I see a lot of questions on Quora and elsewhere about prediction algorithms, many related to user conversion and retention (eg: how can I predict if a user will convert?). While modern big data and machine learning systems provide analysts with an ability to develop behavior profiles that were previously unaccessible, much of that capacity is wasted on useless predictions: predictions which are deterministic in nature and merely tell us things we would have learned had we waited.
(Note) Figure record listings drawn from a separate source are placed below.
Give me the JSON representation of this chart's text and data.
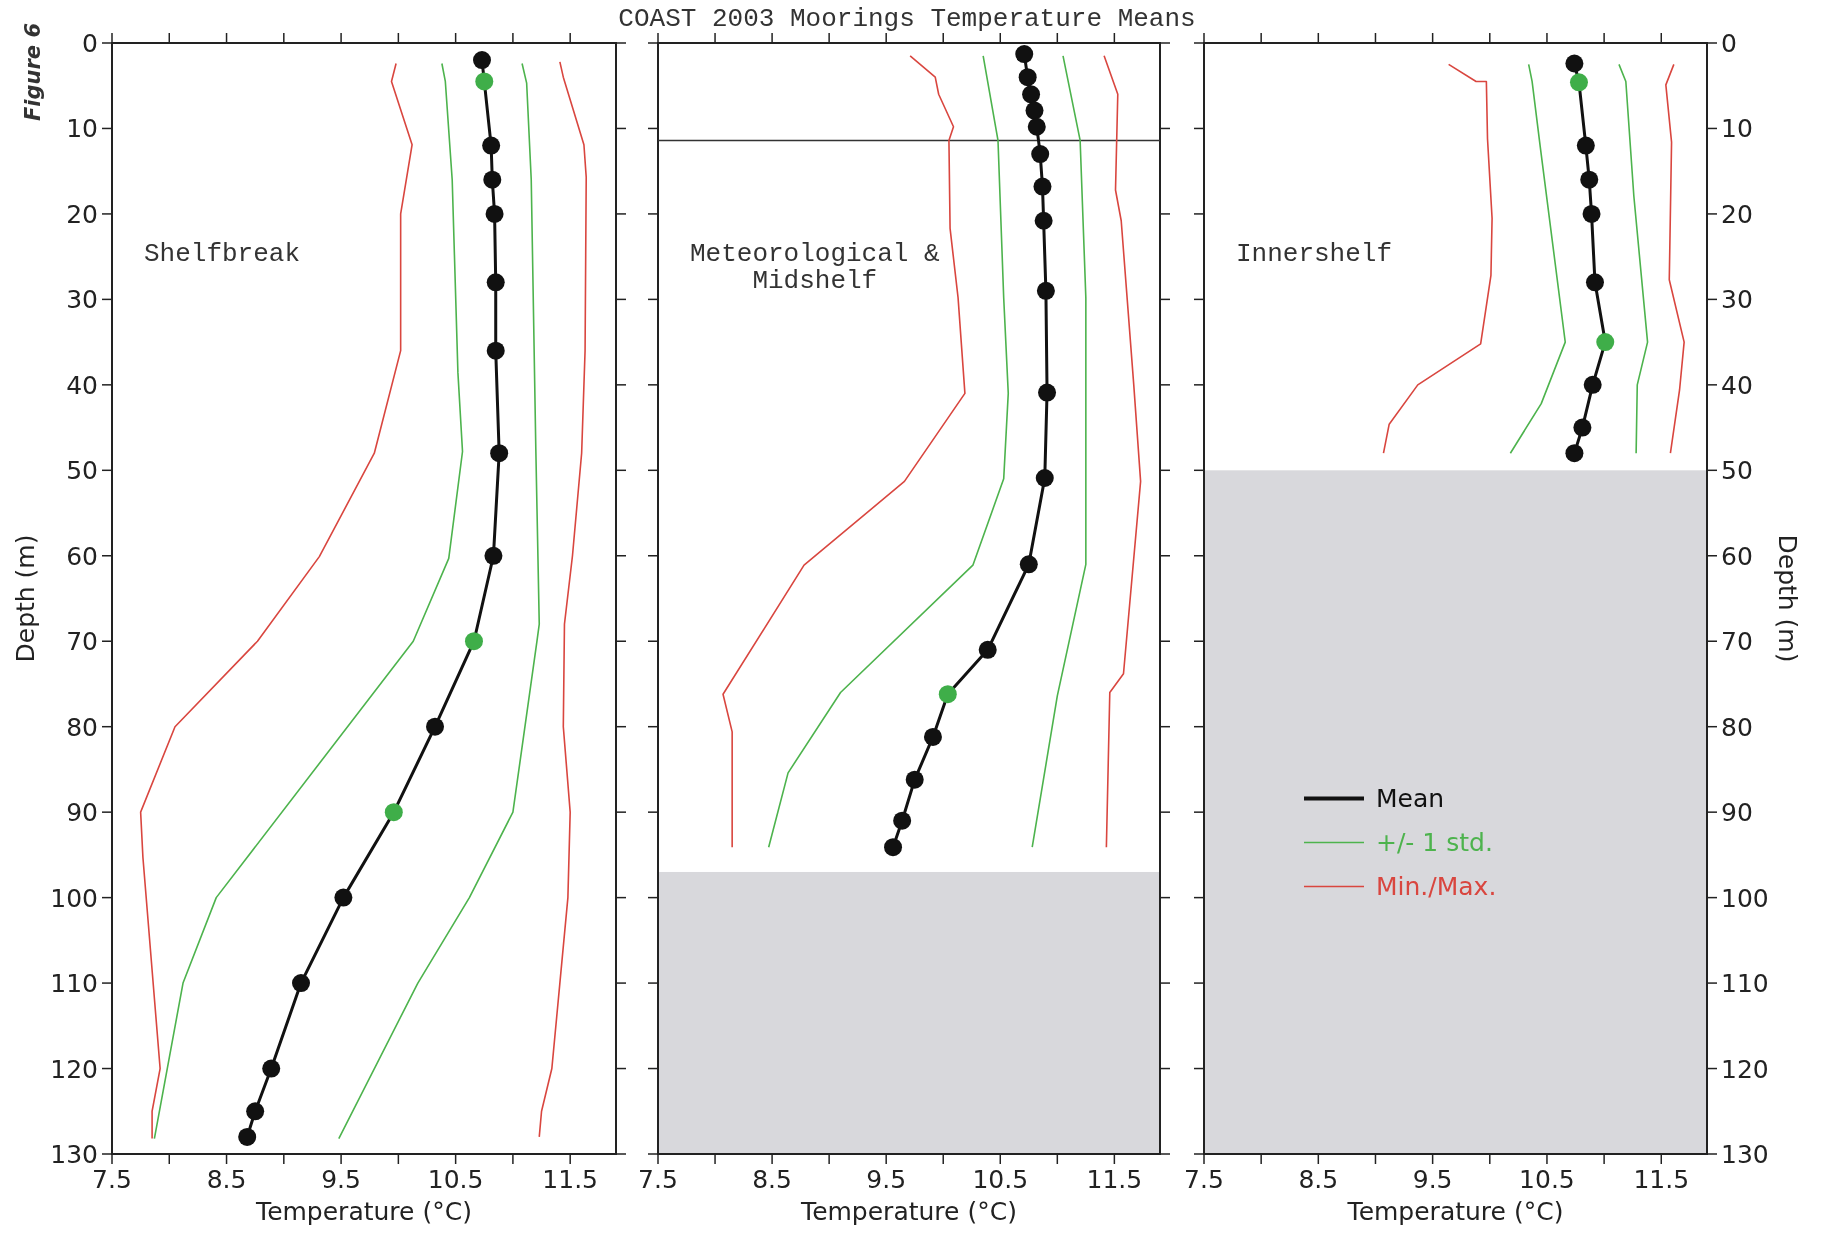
{
  "chart_data": [
    {
      "type": "line",
      "title": "Shelfbreak",
      "xlabel": "Temperature (°C)",
      "ylabel": "Depth (m)",
      "xlim": [
        7.5,
        11.9
      ],
      "ylim": [
        130,
        0
      ],
      "xticks": [
        7.5,
        {
          "value": 8,
          "label": null
        },
        8.5,
        {
          "value": 9,
          "label": null
        },
        9.5,
        {
          "value": 10,
          "label": null
        },
        10.5,
        {
          "value": 11,
          "label": null
        },
        11.5
      ],
      "yticks": [
        0,
        10,
        20,
        30,
        40,
        50,
        60,
        70,
        80,
        90,
        100,
        110,
        120,
        130
      ],
      "annotations": [
        "COAST 2003 Moorings Temperature Means",
        "Figure 6"
      ],
      "series": [
        {
          "color": "#111111",
          "marker": "circle",
          "x": [
            10.73,
            10.75,
            10.81,
            10.82,
            10.84,
            10.85,
            10.85,
            10.88,
            10.83,
            10.66,
            10.32,
            9.96,
            9.52,
            9.15,
            8.89,
            8.75,
            8.68
          ],
          "values": [
            2,
            4.5,
            12,
            16,
            20,
            28,
            36,
            48,
            60,
            70,
            80,
            90,
            100,
            110,
            120,
            125,
            128
          ],
          "colors": [
            "#111111",
            "#3fae49",
            "#111111",
            "#111111",
            "#111111",
            "#111111",
            "#111111",
            "#111111",
            "#111111",
            "#3fae49",
            "#111111",
            "#3fae49",
            "#111111",
            "#111111",
            "#111111",
            "#111111",
            "#111111"
          ]
        },
        {
          "color": "#4db34d",
          "x": [
            10.38,
            10.41,
            10.47,
            10.52,
            10.56,
            10.44,
            10.13,
            8.41,
            8.12,
            7.87
          ],
          "values": [
            2.4,
            4.5,
            16,
            38.6,
            47.8,
            60.3,
            70,
            100,
            110,
            128.2
          ]
        },
        {
          "color": "#4db34d",
          "x": [
            11.08,
            11.12,
            11.16,
            11.2,
            11.23,
            11.21,
            11.0,
            10.62,
            10.17,
            9.48
          ],
          "values": [
            2.4,
            4.7,
            16,
            47.5,
            68,
            70,
            90,
            100,
            110,
            128.2
          ]
        },
        {
          "color": "#d9463f",
          "x": [
            9.98,
            9.94,
            10.12,
            10.02,
            10.02,
            9.79,
            9.31,
            8.77,
            8.05,
            7.75,
            7.77,
            7.92,
            7.85,
            7.85
          ],
          "values": [
            2.4,
            4.5,
            11.9,
            20,
            36,
            48,
            60.1,
            70,
            80,
            90,
            95.3,
            120,
            125,
            128.2
          ]
        },
        {
          "color": "#d9463f",
          "x": [
            11.41,
            11.44,
            11.62,
            11.64,
            11.63,
            11.6,
            11.52,
            11.45,
            11.44,
            11.5,
            11.48,
            11.41,
            11.34,
            11.25,
            11.23
          ],
          "values": [
            2.2,
            4,
            11.9,
            15.7,
            36,
            48,
            60,
            68,
            80,
            90,
            100,
            110,
            120,
            125,
            128
          ]
        }
      ]
    },
    {
      "type": "line",
      "title": "Meteorological &\nMidshelf",
      "xlabel": "Temperature (°C)",
      "xlim": [
        7.5,
        11.9
      ],
      "ylim": [
        130,
        0
      ],
      "tick_labels": "x",
      "xticks": [
        7.5,
        {
          "value": 8,
          "label": null
        },
        8.5,
        {
          "value": 9,
          "label": null
        },
        9.5,
        {
          "value": 10,
          "label": null
        },
        10.5,
        {
          "value": 11,
          "label": null
        },
        11.5
      ],
      "yticks": [
        0,
        10,
        20,
        30,
        40,
        50,
        60,
        70,
        80,
        90,
        100,
        110,
        120,
        130
      ],
      "bands": [
        {
          "axis": "y",
          "from": 97,
          "to": 130,
          "color": "#d8d8dc"
        }
      ],
      "ref_lines": [
        {
          "axis": "y",
          "value": 11.4,
          "color": "#333333"
        }
      ],
      "series": [
        {
          "color": "#111111",
          "marker": "circle",
          "x": [
            10.71,
            10.74,
            10.77,
            10.8,
            10.82,
            10.85,
            10.87,
            10.88,
            10.9,
            10.91,
            10.89,
            10.75,
            10.39,
            10.04,
            9.91,
            9.75,
            9.64,
            9.56
          ],
          "values": [
            1.3,
            4,
            6,
            7.9,
            9.8,
            13,
            16.8,
            20.8,
            29,
            40.9,
            50.9,
            61,
            71,
            76.2,
            81.2,
            86.2,
            91,
            94.1
          ],
          "colors": [
            "#111111",
            "#111111",
            "#111111",
            "#111111",
            "#111111",
            "#111111",
            "#111111",
            "#111111",
            "#111111",
            "#111111",
            "#111111",
            "#111111",
            "#111111",
            "#3fae49",
            "#111111",
            "#111111",
            "#111111",
            "#111111"
          ]
        },
        {
          "color": "#4db34d",
          "x": [
            10.35,
            10.48,
            10.53,
            10.57,
            10.53,
            10.26,
            9.1,
            8.64,
            8.47
          ],
          "values": [
            1.5,
            11.4,
            29.8,
            41,
            51,
            61.1,
            76,
            85.4,
            94.1
          ]
        },
        {
          "color": "#4db34d",
          "x": [
            11.05,
            11.2,
            11.25,
            11.25,
            11.0,
            10.78
          ],
          "values": [
            1.5,
            11.4,
            29.8,
            61,
            76.4,
            94.1
          ]
        },
        {
          "color": "#d9463f",
          "x": [
            9.71,
            9.93,
            9.96,
            10.09,
            10.05,
            10.06,
            10.13,
            10.19,
            9.66,
            8.78,
            8.07,
            8.15,
            8.15
          ],
          "values": [
            1.5,
            4,
            6,
            9.8,
            11.4,
            21.7,
            29.8,
            41,
            51.3,
            61.1,
            76.2,
            80.6,
            94.1
          ]
        },
        {
          "color": "#d9463f",
          "x": [
            11.41,
            11.53,
            11.51,
            11.56,
            11.67,
            11.73,
            11.58,
            11.46,
            11.43
          ],
          "values": [
            1.5,
            6,
            17.2,
            20.8,
            40,
            51.3,
            73.8,
            76,
            94.1
          ]
        }
      ]
    },
    {
      "type": "line",
      "title": "Innershelf",
      "xlabel": "Temperature (°C)",
      "y2label": "Depth (m)",
      "xlim": [
        7.5,
        11.9
      ],
      "y2lim": [
        130,
        0
      ],
      "legend": "bottom left",
      "xticks": [
        7.5,
        {
          "value": 8,
          "label": null
        },
        8.5,
        {
          "value": 9,
          "label": null
        },
        9.5,
        {
          "value": 10,
          "label": null
        },
        10.5,
        {
          "value": 11,
          "label": null
        },
        11.5
      ],
      "y2ticks": [
        0,
        10,
        20,
        30,
        40,
        50,
        60,
        70,
        80,
        90,
        100,
        110,
        120,
        130
      ],
      "bands": [
        {
          "axis": "y2",
          "from": 50,
          "to": 130,
          "color": "#d8d8dc"
        }
      ],
      "series": [
        {
          "name": "Mean",
          "axis": "y2",
          "color": "#111111",
          "marker": "circle",
          "x": [
            10.74,
            10.78,
            10.84,
            10.87,
            10.89,
            10.92,
            11.01,
            10.9,
            10.81,
            10.74
          ],
          "values": [
            2.4,
            4.6,
            12,
            16,
            20,
            28,
            35,
            40,
            45,
            48
          ],
          "colors": [
            "#111111",
            "#3fae49",
            "#111111",
            "#111111",
            "#111111",
            "#111111",
            "#3fae49",
            "#111111",
            "#111111",
            "#111111"
          ]
        },
        {
          "name": "+/-  1 std.",
          "axis": "y2",
          "color": "#4db34d",
          "x": [
            10.34,
            10.37,
            10.44,
            10.66,
            10.45,
            10.18
          ],
          "values": [
            2.5,
            4.5,
            12,
            35,
            42.2,
            48
          ]
        },
        {
          "axis": "y2",
          "color": "#4db34d",
          "x": [
            11.13,
            11.19,
            11.26,
            11.38,
            11.29,
            11.28
          ],
          "values": [
            2.5,
            4.5,
            17.9,
            35,
            40,
            48
          ]
        },
        {
          "name": "Min./Max.",
          "axis": "y2",
          "color": "#d9463f",
          "x": [
            9.64,
            9.88,
            9.97,
            9.98,
            10.02,
            10.01,
            9.92,
            9.37,
            9.12,
            9.07
          ],
          "values": [
            2.5,
            4.5,
            4.5,
            11.2,
            20.5,
            27.2,
            35.2,
            40,
            44.6,
            48
          ]
        },
        {
          "axis": "y2",
          "color": "#d9463f",
          "x": [
            11.61,
            11.54,
            11.59,
            11.57,
            11.7,
            11.66,
            11.58
          ],
          "values": [
            2.5,
            4.9,
            11.6,
            27.7,
            35,
            40.6,
            48
          ]
        }
      ]
    }
  ]
}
I defined downstream marketing in a previous post as analytics-driven marketing directed at a user who has already been acquired. I believe most behavioral predictions in the downstream marketing phase are useless: knowing someone’s likelihood to convert doesn’t produce value if that user has already been acquired. A prediction about the end state (did convert / didn’t convert, retained for X days, etc.) of a user currently in the system can’t be used to optimize that user’s experience; that knowledge is only good for evaluating the accuracy of the prediction algorithm.
Predictions should be actionable: they should elucidate a clear path to improving the user experience. So what if user 581958 is predicted to retain for 59 days, based on his behavior in day 2? What can be done with that information? How is that knowledge useful? Some claim that predictions such as these can be used to inform the acquisition process by (eg users from channel Y are predicted to retain for 59 days), but to them I say: why not just wait and use real data to train that model? Wouldn’t a model trained on data produced by another model be less robust than a model trained on real behavioral data?
Downstream prediction algorithms should give the user more of what he likes and less of what he doesn’t; they should be useful in a very concrete, applied manner in improving the user’s experience. Knowledge of what the player may or may not do isn’t helpful unless that knowledge is applied in such a way so as to remove impediments to user delight. More important than the prediction when analyzing user behavior are the features that contribute to the prediction: the explanations for why something happens. These are actionable at the product level and can contribute the incremental metrics boosts needed to drive sustainable, appreciable growth in a service.